What it costs to build these responsibly
Here’s the part no one selling AI agents wants to talk about.
Better prompting is heuristic. It gives you no real guarantees. If you want reliable behaviour at scale, you need non-LLM mechanisms in the loop, not just better instructions. I discovered this the hard way when my job screener rejected a spec that it should have obviously passed. It had done a surface-level keyword match, behaved like a bad CV screener, and was reporting back that it had applied my nuanced criteria when it hadn’t. The fix was structural, not a better prompt.
In a low-stakes context such as job screening, draft generation and first-pass analysis, this is manageable because you’re the last line of defence. In a high-stakes context, it’s a different conversation. If you’re building something whose output touches users in vulnerable states or makes decisions that carry real consequences, you need to think very hard about oversight, evaluation, and escalation before you build. Not after.

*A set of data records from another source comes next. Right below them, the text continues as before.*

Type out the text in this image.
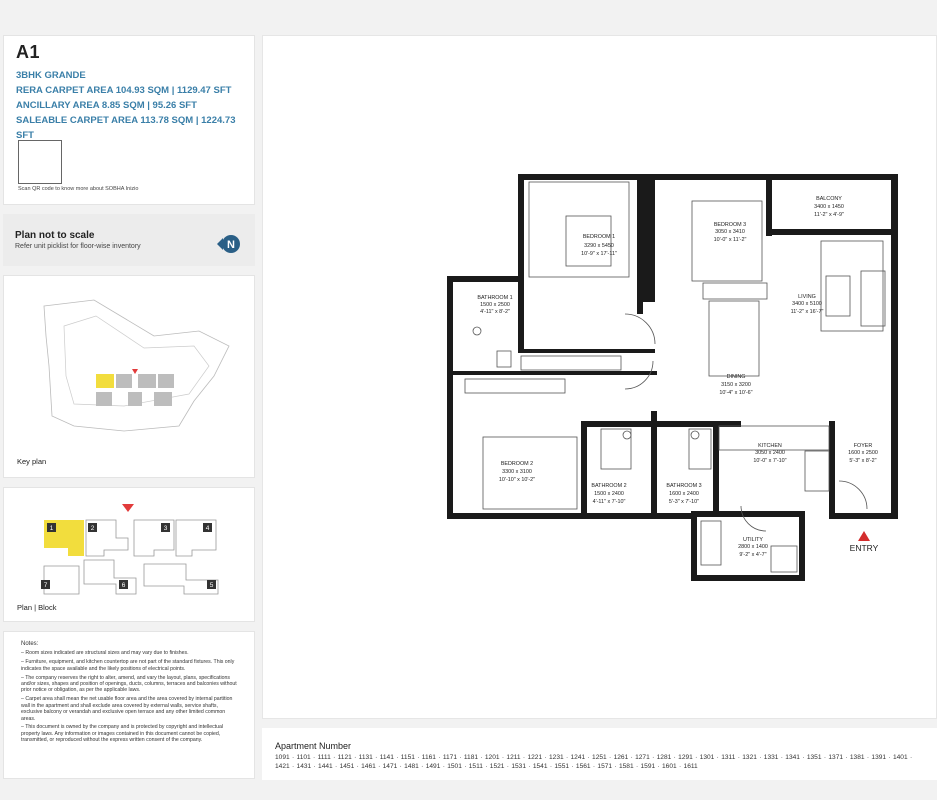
A1
3BHK GRANDE
RERA CARPET AREA 104.93 SQM | 1129.47 SFT
ANCILLARY AREA 8.85 SQM | 95.26 SFT
SALEABLE CARPET AREA 113.78 SQM | 1224.73 SFT
Scan QR code to know more about SOBHA Inizio
Plan not to scale
Refer unit picklist for floor-wise inventory	N
Key plan
1	2	3	4
5
6
7
Plan | Block
Notes:
– Room sizes indicated are structural sizes and may vary due to finishes.
– Furniture, equipment, and kitchen countertop are not part of the standard fixtures. This only indicates the space available and the likely positions of electrical points.
– The company reserves the right to alter, amend, and vary the layout, plans, specifications and/or sizes, shapes and position of openings, ducts, columns, terraces and balconies without prior notice or obligation, as per the applicable laws.
– Carpet area shall mean the net usable floor area and the area covered by internal partition wall in the apartment and shall exclude area covered by external walls, service shafts, exclusive balcony or verandah and exclusive open terrace and any other limited common areas.
– This document is owned by the company and is protected by copyright and intellectual property laws. Any information or images contained in this document cannot be copied, transmitted, or reproduced without the express written consent of the company.
ENTRY
BEDROOM 1
3290 x 5450
10'-9" x 17'-11"
BEDROOM 3
3050 x 3410
10'-0" x 11'-2"
BALCONY
3400 x 1450
11'-2" x 4'-9"
BATHROOM 1
1500 x 2500
4'-11" x 8'-2"
LIVING
3400 x 5100
11'-2" x 16'-7"
DINING
3150 x 3200
10'-4" x 10'-6"
BEDROOM 2
3300 x 3100
10'-10" x 10'-2"
BATHROOM 2
1500 x 2400
4'-11" x 7'-10"
BATHROOM 3
1600 x 2400
5'-3" x 7'-10"
KITCHEN
3050 x 2400
10'-0" x 7'-10"
FOYER
1600 x 2500
5'-3" x 8'-2"
UTILITY
2800 x 1400
9'-2" x 4'-7"
Apartment Number
1091 · 1101 · 1111 · 1121 · 1131 · 1141 · 1151 · 1161 · 1171 · 1181 · 1201 · 1211 · 1221 · 1231 · 1241 · 1251 · 1261 · 1271 · 1281 · 1291 · 1301 · 1311 · 1321 · 1331 · 1341 · 1351 · 1371 · 1381 · 1391 · 1401 · 1421 · 1431 · 1441 · 1451 · 1461 · 1471 · 1481 · 1491 · 1501 · 1511 · 1521 · 1531 · 1541 · 1551 · 1561 · 1571 · 1581 · 1591 · 1601 · 1611
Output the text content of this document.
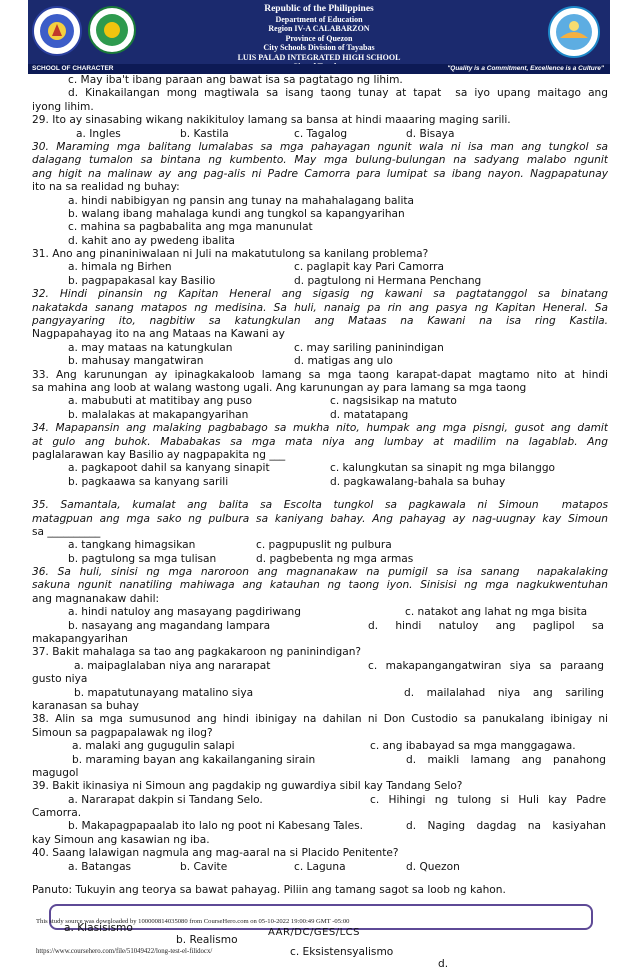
Republic of the Philippines
Department of Education
Region IV-A CALABARZON
Province of Quezon
City Schools Division of Tayabas
LUIS PALAD INTEGRATED HIGH SCHOOL
SCHOOL OF CHARACTER	"Quality is a Commitment, Excellence is a Culture"
c. May iba't ibang paraan ang bawat isa sa pagtatago ng lihim.
d. Kinakailangan mong magtiwala sa isang taong tunay at tapat  sa iyo upang maitago ang
iyong lihim.
29. Ito ay sinasabing wikang nakikituloy lamang sa bansa at hindi maaaring maging sarili.
a. Ingles	b. Kastila	c. Tagalog	d. Bisaya
30. Maraming mga balitang lumalabas sa mga pahayagan ngunit wala ni isa man ang tungkol sa
dalagang tumalon sa bintana ng kumbento. May mga bulung-bulungan na sadyang malabo ngunit
ang higit na malinaw ay ang pag-alis ni Padre Camorra para lumipat sa ibang nayon. Nagpapatunay
ito na sa realidad ng buhay:
a. hindi nabibigyan ng pansin ang tunay na mahahalagang balita
b. walang ibang mahalaga kundi ang tungkol sa kapangyarihan
c. mahina sa pagbabalita ang mga manunulat
d. kahit ano ay pwedeng ibalita
31. Ano ang pinaniniwalaan ni Juli na makatutulong sa kanilang problema?
a. himala ng Birhen	c. paglapit kay Pari Camorra
b. pagpapakasal kay Basilio	d. pagtulong ni Hermana Penchang
32. Hindi pinansin ng Kapitan Heneral ang sigasig ng kawani sa pagtatanggol sa binatang
nakatakda sanang matapos ng medisina. Sa huli, nanaig pa rin ang pasya ng Kapitan Heneral. Sa
pangyayaring ito, nagbitiw sa katungkulan ang Mataas na Kawani na isa ring Kastila.
Nagpapahayag ito na ang Mataas na Kawani ay
a. may mataas na katungkulan	c. may sariling paninindigan
b. mahusay mangatwiran	d. matigas ang ulo
33. Ang karunungan ay ipinagkakaloob lamang sa mga taong karapat-dapat magtamo nito at hindi
sa mahina ang loob at walang wastong ugali. Ang karunungan ay para lamang sa mga taong
a. mabubuti at matitibay ang puso	c. nagsisikap na matuto
b. malalakas at makapangyarihan	d. matatapang
34. Mapapansin ang malaking pagbabago sa mukha nito, humpak ang mga pisngi, gusot ang damit
at gulo ang buhok. Mababakas sa mga mata niya ang lumbay at madilim na lagablab. Ang
paglalarawan kay Basilio ay nagpapakita ng ___
a. pagkapoot dahil sa kanyang sinapit	c. kalungkutan sa sinapit ng mga bilanggo
b. pagkaawa sa kanyang sarili	d. pagkawalang-bahala sa buhay
35. Samantala, kumalat ang balita sa Escolta tungkol sa pagkawala ni Simoun  matapos
matagpuan ang mga sako ng pulbura sa kaniyang bahay. Ang pahayag ay nag-uugnay kay Simoun
sa __________
a. tangkang himagsikan	c. pagpupuslit ng pulbura
b. pagtulong sa mga tulisan	d. pagbebenta ng mga armas
36. Sa huli, sinisi ng mga naroroon ang magnanakaw na pumigil sa isa sanang  napakalaking
sakuna ngunit nanatiling mahiwaga ang katauhan ng taong iyon. Sinisisi ng mga nagkukwentuhan
ang magnanakaw dahil:
a. hindi natuloy ang masayang pagdiriwang	c. natakot ang lahat ng mga bisita
b. nasayang ang magandang lampara	d. hindi natuloy ang paglipol sa
makapangyarihan
37. Bakit mahalaga sa tao ang pagkakaroon ng paninindigan?
a. maipaglalaban niya ang nararapat	c. makapangangatwiran siya sa paraang
gusto niya
b. mapatutunayang matalino siya	d. mailalahad niya ang sariling
karanasan sa buhay
38. Alin sa mga sumusunod ang hindi ibinigay na dahilan ni Don Custodio sa panukalang ibinigay ni
Simoun sa pagpapalawak ng ilog?
a. malaki ang gugugulin salapi	c. ang ibabayad sa mga manggagawa.
b. maraming bayan ang kakailanganing sirain	d. maikli lamang ang panahong
magugol
39. Bakit ikinasiya ni Simoun ang pagdakip ng guwardiya sibil kay Tandang Selo?
a. Nararapat dakpin si Tandang Selo.	c. Hihingi ng tulong si Huli kay Padre
Camorra.
b. Makapagpapaalab ito lalo ng poot ni Kabesang Tales.	d. Naging dagdag na kasiyahan
kay Simoun ang kasawian ng iba.
40. Saang lalawigan nagmula ang mag-aaral na si Placido Penitente?
a. Batangas	b. Cavite	c. Laguna	d. Quezon
Panuto: Tukuyin ang teorya sa bawat pahayag. Piliin ang tamang sagot sa loob ng kahon.

a. Klasisismo

b. Realismo

c. Eksistensyalismo

d.

This study source was downloaded by 100000814035080 from CourseHero.com on 05-10-2022 19:00:49 GMT -05:00
AAR/DC/GES/LCS
https://www.coursehero.com/file/51049422/long-test-el-filidocx/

I explored this in the highest-stakes domain I know, mental health, and what I learned changed how I build every agent I’ve built since. It’s in Lessons from Building a Safe AI Mental Health Coach.
What to do next as a business analyst
I don’t have a neat bullet-pointed action plan. Anyone offering you five steps to “AI-proof your BA career” is either deluding themselves or selling something.
But what I do know is this: the shift is from describing to doing. Start small. Pick one problem that actually bothers you: something specific, not “write better requirements.” Build an agent to solve it. Have a fight with it if you need to. Let the first one teach you how to build the next. Work with the tools until you understand both what they can do and what they profoundly cannot.
The goal isn’t to become a developer. It’s to stop pretending you can stay on the describing side of a line that no longer exists.
I feel lucky to be around to see this transformation unfold, even if I’m genuinely unsure where it leads. For BAs still having the old conversations about stakeholder management and requirements templates, I’d suggest the ground has shifted dramatically underneath you. The only question now is whether you notice in time to adapt.